Dr. Peter Bobbert, Facharzt für Innere Medizin und Kardiologie und Präsident der Ärztekammer Berlin erklärt dazu: „Wer in Zeiten des Fachkräftemangels ärztliche Arbeitskraft gewinnen will, muss sich konsequent für Entbürokratisierung einsetzen. Unsere ärztliche Arbeit dient den Patientinnen und Patienten. Gute Verwaltungen erkennen, dass Menschen mehr zählen als Formulare.“
„Wir haben der Politik 55 ganz konkrete Vorschläge zum Abbau von Bürokratie unterbreitet. Bei den Prüfungen des Medizinischen Dienstes überschneiden sich immer wieder Strukturprüfung und Qualitätskontrolle. Alleine bei der Strukturprüfung umfasst die Richtlinie der Prüfversion des medizinischen Dienstes 497 Seiten, der Begutachtungsleitfaden zu der Richtlinie noch einmal 90 Seiten. Solche Prüfungen müssen vereinfacht und ihre Gültigkeit verlängert werden. Ein anderes klassisches Beispiel sind die Verfahren zu neuen Untersuchungs- und Behandlungsmethoden (NUB) und dass von allen Häusern einzeln. Jahr für Jahr müssen immer wieder die gleichen Anträge gestellt werden.
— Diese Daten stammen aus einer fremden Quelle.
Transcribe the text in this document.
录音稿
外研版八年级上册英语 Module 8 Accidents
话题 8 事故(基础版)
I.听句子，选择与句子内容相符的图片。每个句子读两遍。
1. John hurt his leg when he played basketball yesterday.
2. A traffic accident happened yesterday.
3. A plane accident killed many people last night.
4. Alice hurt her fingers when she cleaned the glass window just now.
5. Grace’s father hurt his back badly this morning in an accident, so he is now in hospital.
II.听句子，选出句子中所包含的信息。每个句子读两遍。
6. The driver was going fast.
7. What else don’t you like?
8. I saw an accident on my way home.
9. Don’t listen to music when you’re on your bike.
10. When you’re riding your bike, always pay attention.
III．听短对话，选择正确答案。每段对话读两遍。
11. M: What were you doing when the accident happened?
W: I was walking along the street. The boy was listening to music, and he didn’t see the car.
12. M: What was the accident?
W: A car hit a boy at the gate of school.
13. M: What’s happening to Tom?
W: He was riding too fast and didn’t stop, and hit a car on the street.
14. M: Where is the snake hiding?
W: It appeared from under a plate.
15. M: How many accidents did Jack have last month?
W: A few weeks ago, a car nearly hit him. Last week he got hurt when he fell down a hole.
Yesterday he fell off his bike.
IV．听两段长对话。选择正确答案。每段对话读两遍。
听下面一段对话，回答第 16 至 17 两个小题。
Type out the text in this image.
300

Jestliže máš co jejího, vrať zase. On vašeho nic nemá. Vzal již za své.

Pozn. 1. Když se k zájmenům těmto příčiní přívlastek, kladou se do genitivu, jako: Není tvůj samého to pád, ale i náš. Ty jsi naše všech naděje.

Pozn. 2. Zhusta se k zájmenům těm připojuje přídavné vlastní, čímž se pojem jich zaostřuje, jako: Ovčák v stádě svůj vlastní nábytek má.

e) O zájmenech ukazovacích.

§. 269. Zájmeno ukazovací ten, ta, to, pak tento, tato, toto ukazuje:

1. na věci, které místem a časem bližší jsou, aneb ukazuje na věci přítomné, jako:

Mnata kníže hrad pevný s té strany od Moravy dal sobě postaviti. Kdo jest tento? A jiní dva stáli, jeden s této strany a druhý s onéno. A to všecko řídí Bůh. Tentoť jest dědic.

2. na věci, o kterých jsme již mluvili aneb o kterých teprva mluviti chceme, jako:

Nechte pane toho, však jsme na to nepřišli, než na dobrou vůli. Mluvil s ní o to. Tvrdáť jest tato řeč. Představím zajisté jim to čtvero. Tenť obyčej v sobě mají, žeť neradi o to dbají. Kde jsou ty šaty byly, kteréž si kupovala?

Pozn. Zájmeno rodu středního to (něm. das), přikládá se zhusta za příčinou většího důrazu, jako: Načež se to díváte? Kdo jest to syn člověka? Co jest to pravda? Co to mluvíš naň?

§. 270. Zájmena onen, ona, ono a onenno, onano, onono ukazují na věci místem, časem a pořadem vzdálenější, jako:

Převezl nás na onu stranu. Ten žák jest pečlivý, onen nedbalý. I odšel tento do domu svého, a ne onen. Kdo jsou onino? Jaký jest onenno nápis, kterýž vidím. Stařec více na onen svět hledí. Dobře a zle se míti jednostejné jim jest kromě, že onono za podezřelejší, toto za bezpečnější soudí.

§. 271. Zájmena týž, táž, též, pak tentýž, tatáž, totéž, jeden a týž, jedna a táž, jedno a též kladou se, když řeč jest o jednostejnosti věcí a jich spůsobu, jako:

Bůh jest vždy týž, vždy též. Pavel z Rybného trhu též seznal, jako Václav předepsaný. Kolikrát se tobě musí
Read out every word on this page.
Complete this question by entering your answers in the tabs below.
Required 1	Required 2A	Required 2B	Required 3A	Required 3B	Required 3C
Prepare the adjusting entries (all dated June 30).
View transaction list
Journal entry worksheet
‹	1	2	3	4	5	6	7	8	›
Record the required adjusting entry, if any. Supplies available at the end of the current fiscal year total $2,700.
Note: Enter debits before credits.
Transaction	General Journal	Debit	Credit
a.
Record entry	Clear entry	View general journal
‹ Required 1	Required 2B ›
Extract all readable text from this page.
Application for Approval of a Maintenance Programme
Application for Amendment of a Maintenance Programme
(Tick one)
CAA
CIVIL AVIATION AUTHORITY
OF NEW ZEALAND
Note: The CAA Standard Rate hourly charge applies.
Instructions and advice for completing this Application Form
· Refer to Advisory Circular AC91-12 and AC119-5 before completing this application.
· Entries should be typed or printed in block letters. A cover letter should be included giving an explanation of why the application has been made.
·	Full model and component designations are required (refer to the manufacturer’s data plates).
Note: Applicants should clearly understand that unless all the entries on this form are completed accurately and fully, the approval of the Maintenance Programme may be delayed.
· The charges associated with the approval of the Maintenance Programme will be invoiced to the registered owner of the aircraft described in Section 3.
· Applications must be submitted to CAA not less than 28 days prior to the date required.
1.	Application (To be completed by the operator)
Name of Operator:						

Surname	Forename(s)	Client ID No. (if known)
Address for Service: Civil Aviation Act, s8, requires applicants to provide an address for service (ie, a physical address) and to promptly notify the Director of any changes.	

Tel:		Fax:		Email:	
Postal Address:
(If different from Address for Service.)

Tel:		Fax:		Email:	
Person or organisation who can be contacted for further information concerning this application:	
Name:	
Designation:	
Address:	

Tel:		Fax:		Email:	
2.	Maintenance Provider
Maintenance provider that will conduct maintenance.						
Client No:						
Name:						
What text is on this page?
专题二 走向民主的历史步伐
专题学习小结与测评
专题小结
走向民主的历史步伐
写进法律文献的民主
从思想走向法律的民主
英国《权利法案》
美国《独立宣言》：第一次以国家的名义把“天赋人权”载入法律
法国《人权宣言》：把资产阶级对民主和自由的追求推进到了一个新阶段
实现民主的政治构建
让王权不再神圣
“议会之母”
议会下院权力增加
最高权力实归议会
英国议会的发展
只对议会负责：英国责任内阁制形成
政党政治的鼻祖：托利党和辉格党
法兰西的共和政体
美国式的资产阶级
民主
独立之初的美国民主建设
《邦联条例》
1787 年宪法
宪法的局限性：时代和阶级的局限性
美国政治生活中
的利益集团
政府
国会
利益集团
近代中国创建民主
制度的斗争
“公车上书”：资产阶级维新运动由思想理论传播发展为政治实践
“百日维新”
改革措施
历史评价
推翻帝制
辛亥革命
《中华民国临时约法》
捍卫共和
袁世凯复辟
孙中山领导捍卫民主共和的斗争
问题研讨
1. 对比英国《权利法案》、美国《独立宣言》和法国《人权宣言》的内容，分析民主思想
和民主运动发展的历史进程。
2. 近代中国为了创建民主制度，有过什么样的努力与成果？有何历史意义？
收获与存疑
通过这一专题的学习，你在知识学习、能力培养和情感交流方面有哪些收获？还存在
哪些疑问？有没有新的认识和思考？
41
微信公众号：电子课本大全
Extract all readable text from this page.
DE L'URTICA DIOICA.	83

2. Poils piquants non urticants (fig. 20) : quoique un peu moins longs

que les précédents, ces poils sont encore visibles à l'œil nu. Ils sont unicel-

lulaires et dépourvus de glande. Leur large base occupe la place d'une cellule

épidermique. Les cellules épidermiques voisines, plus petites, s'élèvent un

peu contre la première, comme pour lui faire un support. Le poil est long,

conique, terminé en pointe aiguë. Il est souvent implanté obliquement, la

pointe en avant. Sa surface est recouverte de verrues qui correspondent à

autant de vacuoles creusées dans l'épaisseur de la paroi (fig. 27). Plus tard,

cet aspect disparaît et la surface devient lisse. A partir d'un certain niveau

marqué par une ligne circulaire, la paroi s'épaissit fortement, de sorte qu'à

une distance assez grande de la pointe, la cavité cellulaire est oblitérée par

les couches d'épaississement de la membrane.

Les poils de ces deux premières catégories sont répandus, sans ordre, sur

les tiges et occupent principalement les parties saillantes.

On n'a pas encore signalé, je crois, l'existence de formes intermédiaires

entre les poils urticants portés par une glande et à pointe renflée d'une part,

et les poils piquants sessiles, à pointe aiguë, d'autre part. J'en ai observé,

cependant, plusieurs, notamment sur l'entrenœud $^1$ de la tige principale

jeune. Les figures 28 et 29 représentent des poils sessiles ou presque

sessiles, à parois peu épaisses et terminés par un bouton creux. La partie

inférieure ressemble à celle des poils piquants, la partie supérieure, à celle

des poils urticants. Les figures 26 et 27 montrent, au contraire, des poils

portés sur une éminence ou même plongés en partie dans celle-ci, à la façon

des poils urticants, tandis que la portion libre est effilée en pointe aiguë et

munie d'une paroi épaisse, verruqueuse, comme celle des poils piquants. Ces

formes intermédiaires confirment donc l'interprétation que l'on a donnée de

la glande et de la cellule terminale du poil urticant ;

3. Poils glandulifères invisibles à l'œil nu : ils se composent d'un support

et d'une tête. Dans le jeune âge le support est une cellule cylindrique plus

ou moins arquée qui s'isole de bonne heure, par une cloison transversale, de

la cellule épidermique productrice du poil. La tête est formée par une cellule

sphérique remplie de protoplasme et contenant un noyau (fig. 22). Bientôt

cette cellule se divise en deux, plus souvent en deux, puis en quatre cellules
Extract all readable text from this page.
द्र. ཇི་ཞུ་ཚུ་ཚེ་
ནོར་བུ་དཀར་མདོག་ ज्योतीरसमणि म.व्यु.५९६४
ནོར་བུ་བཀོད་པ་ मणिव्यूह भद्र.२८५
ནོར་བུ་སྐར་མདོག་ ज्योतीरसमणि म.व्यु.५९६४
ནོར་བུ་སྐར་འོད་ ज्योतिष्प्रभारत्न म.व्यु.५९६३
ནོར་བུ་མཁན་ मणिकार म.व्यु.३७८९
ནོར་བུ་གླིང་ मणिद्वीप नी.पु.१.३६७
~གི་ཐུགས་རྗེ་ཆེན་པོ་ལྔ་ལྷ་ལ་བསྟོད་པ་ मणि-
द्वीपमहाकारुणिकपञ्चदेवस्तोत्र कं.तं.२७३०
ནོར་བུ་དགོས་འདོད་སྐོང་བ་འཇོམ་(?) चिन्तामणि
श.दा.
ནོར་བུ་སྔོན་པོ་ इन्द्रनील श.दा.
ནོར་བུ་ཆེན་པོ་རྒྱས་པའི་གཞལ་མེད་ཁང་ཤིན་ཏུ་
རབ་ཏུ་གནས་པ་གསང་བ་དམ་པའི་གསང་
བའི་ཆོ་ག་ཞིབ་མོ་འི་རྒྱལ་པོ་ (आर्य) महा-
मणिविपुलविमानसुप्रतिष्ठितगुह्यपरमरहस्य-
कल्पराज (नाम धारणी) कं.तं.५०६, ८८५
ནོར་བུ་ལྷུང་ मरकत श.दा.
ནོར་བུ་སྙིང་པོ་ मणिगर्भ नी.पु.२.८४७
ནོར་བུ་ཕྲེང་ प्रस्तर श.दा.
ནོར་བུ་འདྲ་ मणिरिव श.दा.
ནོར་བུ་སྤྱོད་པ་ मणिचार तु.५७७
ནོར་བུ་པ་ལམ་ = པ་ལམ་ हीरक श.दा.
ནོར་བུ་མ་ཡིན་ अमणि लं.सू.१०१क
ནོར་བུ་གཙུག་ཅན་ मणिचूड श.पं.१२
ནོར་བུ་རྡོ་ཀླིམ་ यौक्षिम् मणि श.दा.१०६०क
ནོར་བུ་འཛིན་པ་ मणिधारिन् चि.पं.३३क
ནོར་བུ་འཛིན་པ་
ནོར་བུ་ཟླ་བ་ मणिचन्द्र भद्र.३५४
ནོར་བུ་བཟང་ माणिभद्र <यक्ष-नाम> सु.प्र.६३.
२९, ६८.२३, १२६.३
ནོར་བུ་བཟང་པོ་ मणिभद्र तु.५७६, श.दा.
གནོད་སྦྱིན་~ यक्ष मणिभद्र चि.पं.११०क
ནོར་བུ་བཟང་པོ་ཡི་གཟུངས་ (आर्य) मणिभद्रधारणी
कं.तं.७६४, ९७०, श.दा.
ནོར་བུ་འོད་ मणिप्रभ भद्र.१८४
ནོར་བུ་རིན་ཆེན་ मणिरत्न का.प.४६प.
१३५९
Diese immer wiederkehrenden völlig überflüssigen Antragspflichten müssen abgeschafft und die Anträge vereinfacht werden,“ so Neumeyer.
Den Krankenhäusern steht aber neben den schon bestehenden Bürokratielasten neues Ungemach ins Haus. Der Minister hat die minutengenaue Dokumentation und Zuordnung von ärztlichen Leistungen zu jeder Leistungsgruppe beschlossen. „Das bedeutet, dass jeder Arzt und jede Ärztin zukünftig genau angeben müssen, wie viel Zeit pro Tag welcher Leistungsgruppe zugeordnet ist. Da aber Leistungsgruppe nicht gleich Abteilung ist, kann alleine schon bei einer Visite in einem Zimmer mit drei Patienten die aufgewendete Zeit verschiedenen Leistungsgruppen zugeordnet werden. Alleine diesen Wahnsinn muss man umgehend stoppen. Eine derartige Dokumentationspflicht trägt nichts zu einer qualitativ hochwertigen Versorgung bei, sie bedeutet zusätzliche Bürokratie und frustriert die Ärztinnen und Ärzte. Flächendeckend protestieren die betroffenen Medizinerinnen und Mediziner bereits gegen diesen unsinnigen Mehraufwand. Mit diesen neuen Dokumentationspflichten verschärft Minister Lauterbach die Bürokratie, ganz entgegen seiner Ankündigungen,“ so Gaß.